Fears for the wobbly world economy have pushed Brent crude below $100 a barrel for the first time since July. Long-term trends at work in the oil market mean it could stay depressed. That's good, since cheaper energy helps industry. Better still, booming shale output, greater efficiency and the rise of natural gas as a rival transport fuel may keep the oil price subdued even as growth is stimulated.
The price of Brent has dived almost 20 per cent in two months amid fears of a global economic slowdown. The latest dip was part of a broad sell-off in commodities that hit everything from gold to grains and industrial metals. Recent history suggests oil prices climb higher as soon as economic activity picks back up, a reaction that limits the duration of any stimulus provided by lowered energy input costs. There are three reasons to think this time may be different.

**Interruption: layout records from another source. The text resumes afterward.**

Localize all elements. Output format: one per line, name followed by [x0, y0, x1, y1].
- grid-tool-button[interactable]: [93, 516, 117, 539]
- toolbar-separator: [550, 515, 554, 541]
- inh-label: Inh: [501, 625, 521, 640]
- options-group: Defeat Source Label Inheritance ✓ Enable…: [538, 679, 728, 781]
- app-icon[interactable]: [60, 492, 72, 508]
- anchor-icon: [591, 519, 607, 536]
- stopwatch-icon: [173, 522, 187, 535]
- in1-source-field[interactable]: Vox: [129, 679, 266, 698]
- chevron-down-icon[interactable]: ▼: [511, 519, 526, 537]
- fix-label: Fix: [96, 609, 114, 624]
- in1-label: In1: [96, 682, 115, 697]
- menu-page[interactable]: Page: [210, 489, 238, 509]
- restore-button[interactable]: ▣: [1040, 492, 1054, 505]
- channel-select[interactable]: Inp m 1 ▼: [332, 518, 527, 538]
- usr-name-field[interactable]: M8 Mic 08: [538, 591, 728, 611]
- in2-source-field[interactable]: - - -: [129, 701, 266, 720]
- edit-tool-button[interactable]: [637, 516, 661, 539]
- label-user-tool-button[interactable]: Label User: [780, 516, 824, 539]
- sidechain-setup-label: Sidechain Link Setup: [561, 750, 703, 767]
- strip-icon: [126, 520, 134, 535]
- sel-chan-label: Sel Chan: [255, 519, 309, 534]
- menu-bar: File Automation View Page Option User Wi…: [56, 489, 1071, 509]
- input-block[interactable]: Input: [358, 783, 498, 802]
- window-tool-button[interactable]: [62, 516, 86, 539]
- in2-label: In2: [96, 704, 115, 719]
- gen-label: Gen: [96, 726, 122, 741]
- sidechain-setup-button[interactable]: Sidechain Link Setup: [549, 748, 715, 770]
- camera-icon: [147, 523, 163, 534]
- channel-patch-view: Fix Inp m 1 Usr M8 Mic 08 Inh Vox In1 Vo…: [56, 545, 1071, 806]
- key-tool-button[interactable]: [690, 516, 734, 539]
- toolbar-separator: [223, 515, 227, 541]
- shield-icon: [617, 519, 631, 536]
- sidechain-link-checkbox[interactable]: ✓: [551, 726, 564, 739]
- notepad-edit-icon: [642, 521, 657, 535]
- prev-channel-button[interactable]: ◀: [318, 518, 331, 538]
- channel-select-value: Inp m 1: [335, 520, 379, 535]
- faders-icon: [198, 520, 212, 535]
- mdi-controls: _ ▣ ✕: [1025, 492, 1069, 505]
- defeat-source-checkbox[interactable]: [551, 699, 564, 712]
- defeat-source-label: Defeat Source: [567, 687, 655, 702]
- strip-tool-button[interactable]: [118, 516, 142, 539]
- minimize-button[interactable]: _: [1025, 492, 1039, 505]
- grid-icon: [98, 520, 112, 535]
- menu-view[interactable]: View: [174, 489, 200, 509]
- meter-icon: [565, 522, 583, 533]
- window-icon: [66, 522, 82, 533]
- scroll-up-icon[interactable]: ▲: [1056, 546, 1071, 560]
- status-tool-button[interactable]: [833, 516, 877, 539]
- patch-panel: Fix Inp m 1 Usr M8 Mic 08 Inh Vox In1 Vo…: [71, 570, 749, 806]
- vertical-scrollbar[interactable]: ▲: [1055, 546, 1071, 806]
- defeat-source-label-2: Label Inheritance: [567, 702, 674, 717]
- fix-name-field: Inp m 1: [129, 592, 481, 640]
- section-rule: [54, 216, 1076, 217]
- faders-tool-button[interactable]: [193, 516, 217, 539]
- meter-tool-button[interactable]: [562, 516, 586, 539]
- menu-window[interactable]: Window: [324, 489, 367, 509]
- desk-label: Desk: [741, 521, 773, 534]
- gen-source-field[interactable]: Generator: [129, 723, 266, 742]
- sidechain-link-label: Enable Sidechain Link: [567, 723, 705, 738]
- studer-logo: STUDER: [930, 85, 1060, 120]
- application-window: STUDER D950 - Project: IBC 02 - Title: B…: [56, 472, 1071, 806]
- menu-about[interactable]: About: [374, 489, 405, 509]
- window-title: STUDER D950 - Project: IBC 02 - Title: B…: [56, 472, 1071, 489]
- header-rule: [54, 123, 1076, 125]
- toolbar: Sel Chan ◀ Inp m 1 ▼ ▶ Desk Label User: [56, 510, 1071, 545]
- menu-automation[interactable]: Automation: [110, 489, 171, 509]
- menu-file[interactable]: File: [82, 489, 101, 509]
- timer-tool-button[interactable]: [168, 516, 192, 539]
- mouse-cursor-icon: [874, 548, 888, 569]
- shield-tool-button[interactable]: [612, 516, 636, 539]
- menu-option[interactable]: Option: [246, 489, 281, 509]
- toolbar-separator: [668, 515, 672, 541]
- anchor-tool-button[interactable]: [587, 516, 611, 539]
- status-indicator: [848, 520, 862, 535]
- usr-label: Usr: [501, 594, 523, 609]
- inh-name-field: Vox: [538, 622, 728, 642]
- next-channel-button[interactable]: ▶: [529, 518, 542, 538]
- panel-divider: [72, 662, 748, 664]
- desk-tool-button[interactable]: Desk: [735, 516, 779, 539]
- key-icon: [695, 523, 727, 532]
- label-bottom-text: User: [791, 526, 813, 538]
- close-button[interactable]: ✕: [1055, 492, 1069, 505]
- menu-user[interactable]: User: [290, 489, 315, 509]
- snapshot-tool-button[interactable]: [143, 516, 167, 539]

First, supply. The flow of crude from America's prolific shale deposits in Texas and North Dakota has been outstripping estimates. Eventually, America's revolution may spread elsewhere, including to Russia and China. This year, Citi expects oil supply growth to outpace demand growth by more than a third.
Second, the demand outlook is changing. Years of high crude prices have sparked a renewed push for fuel efficiency. Analysts at Citigroup estimate that new vehicles worldwide are burning an average 2.5 per cent less fuel per year. China's appetite for crude is also moderating as its growth engine pivots away from oil-intensive heavy industry and construction towards consumption and services.
Third, ultra-cheap natural gas is eating into oil's monopoly as a transport fuel. Instead of paying $98 for a barrel of oil, truckers, shipping companies and rail operators can get the same amount of energy from American natural gas for around $25. In an aggressive scenario, Citi estimates gas could displace 13.6 million barrels of oil per day by 2025 - about 18 per cent of today's oil demand.
The changing dynamics mean there is a decent chance that crude may continue to trade at or below $100 even if global growth picks up. A budding recovery free of the drag of high fuel prices would be a welcome development - and not just for the world's beleaguered drivers.